To some, the vile taunts are a manifestation of a deeper cultural problem. Strains of racism are “embedded in the city’s DNA,” says Ceasar McDowell, a professor of the practice of community development at MIT’s department of urban studies and planning. Byron Rushing, a Massachusetts state legislator who’s represented Boston since 1982, points out that African-Americans were more likely to likely to migrate from the South to Northeastern and Midwestern cities like New York, Chicago, Philadelphia and Detroit in the first half of the twentieth century, given Boston’s status as a relative economic backwater. “So what you had in Boston,” says Rushing, “is a longer period where white people were the supermajority.”
When African-Americans moved into the city once Boston’s economy expanded after World War II, the city’s racial resentments boiled over. They were broadcast to the nation in the 70s, when black school students were bused to white districts in an effort to integrate the city’s schools. Protestors threw bricks at buses that carried black children.

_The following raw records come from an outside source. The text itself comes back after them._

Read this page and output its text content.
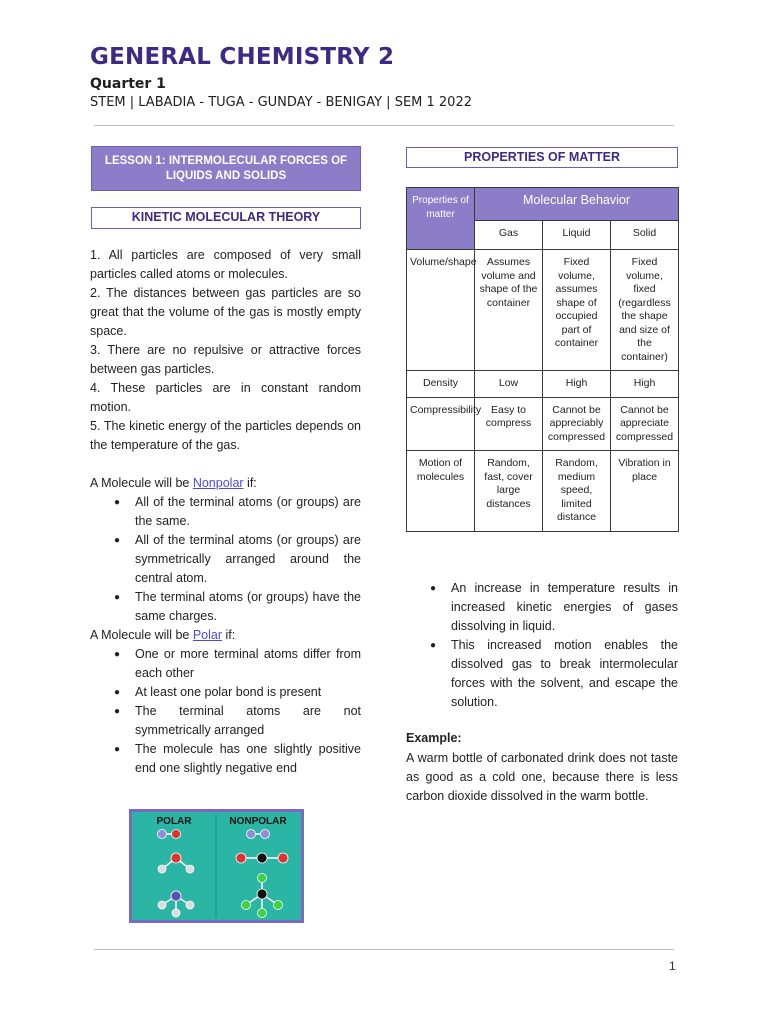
GENERAL CHEMISTRY 2
Quarter 1
STEM | LABADIA - TUGA - GUNDAY - BENIGAY | SEM 1 2022
LESSON 1: INTERMOLECULAR FORCES OF LIQUIDS AND SOLIDS
KINETIC MOLECULAR THEORY
PROPERTIES OF MATTER

1. All particles are composed of very small particles called atoms or molecules.

2. The distances between gas particles are so great that the volume of the gas is mostly empty space.

3. There are no repulsive or attractive forces between gas particles.

4. These particles are in constant random motion.

5. The kinetic energy of the particles depends on the temperature of the gas.

A Molecule will be Nonpolar if:

● All of the terminal atoms (or groups) are the same.
● All of the terminal atoms (or groups) are symmetrically arranged around the central atom.
● The terminal atoms (or groups) have the same charges.

A Molecule will be Polar if:

● One or more terminal atoms differ from each other
● At least one polar bond is present
● The terminal atoms are not symmetrically arranged
● The molecule has one slightly positive end one slightly negative end
POLAR	NONPOLAR
Properties of matter	Molecular Behavior		
	Gas	Liquid	Solid
Volume/shape	Assumes volume and shape of the container	Fixed volume, assumes shape of occupied part of container	Fixed volume, fixed (regardless the shape and size of the container)
Density	Low	High	High
Compressibility	Easy to compress	Cannot be appreciably compressed	Cannot be appreciate compressed
Motion of molecules	Random, fast, cover large distances	Random, medium speed, limited distance	Vibration in place
● An increase in temperature results in increased kinetic energies of gases dissolving in liquid.
● This increased motion enables the dissolved gas to break intermolecular forces with the solvent, and escape the solution.
Example:
A warm bottle of carbonated drink does not taste as good as a cold one, because there is less carbon dioxide dissolved in the warm bottle.
1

Signs reading “N—– Go Home” hung out of buildings. One black man, of Haitian descent, was beaten; black students stabbed a white student. A white anti-busing protestor wielded an American flag at a black lawyer, as if it were a spear: the lawyer’s nose was broken in the attack. “People still haven’t figured out how to heal from that experience,” says McDowell.
Even as it diversifies, Boston remains more segregated than the average American city, according to a 2016 report from the Federal Reserve Bank of Boston. “The Boston metro is quickly becoming more racially and ethnically diverse,” the report states. “Individual neighborhoods, however, do not reflect that diversity.”

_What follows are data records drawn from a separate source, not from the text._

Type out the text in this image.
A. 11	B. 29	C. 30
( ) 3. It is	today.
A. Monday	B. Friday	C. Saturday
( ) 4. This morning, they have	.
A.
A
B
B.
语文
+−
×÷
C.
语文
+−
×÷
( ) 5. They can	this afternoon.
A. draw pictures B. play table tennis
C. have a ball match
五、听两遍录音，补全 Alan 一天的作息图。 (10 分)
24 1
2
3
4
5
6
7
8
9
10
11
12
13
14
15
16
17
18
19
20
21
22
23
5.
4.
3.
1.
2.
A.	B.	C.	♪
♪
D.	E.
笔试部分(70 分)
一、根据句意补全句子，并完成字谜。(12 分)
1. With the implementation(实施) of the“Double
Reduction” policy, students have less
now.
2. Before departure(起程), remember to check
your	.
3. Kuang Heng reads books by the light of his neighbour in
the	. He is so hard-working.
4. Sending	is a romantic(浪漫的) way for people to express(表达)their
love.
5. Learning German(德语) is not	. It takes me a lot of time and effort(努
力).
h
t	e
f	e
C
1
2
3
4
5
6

Rushing also wonders if the taunts are less a relic than a symptom of intolerance that has sprung up elsewhere recently. “Do people feel they can do that now and get away with it?” says Rushing. “Is this a piece of that, or a piece of old time Boston?”
That view was reflected in a response to the incident from Orioles COO John Angelos. ” It is a tragic reflection of the sickness that today afflicts aspects of our society that we are reminded seemingly every day now of the demented hatreds, prejudices, and biases expressed in certain circles of our community around race, sex, national origin, ethnicity, religious following, sexual orientation, and other coincidences of birth and of living life,” Angelos told The Nation.
The Red Sox have apologized to Jones and the Orioles. “The Red Sox have zero tolerance for such inexcusable behavior, and our entire organization and our fans are sickened by the conduct of an ignorant few,” the team said in a statement.
These ignorant fans don’t truly represent Boston. But patching up the city’s racial wounds is still a work in progress.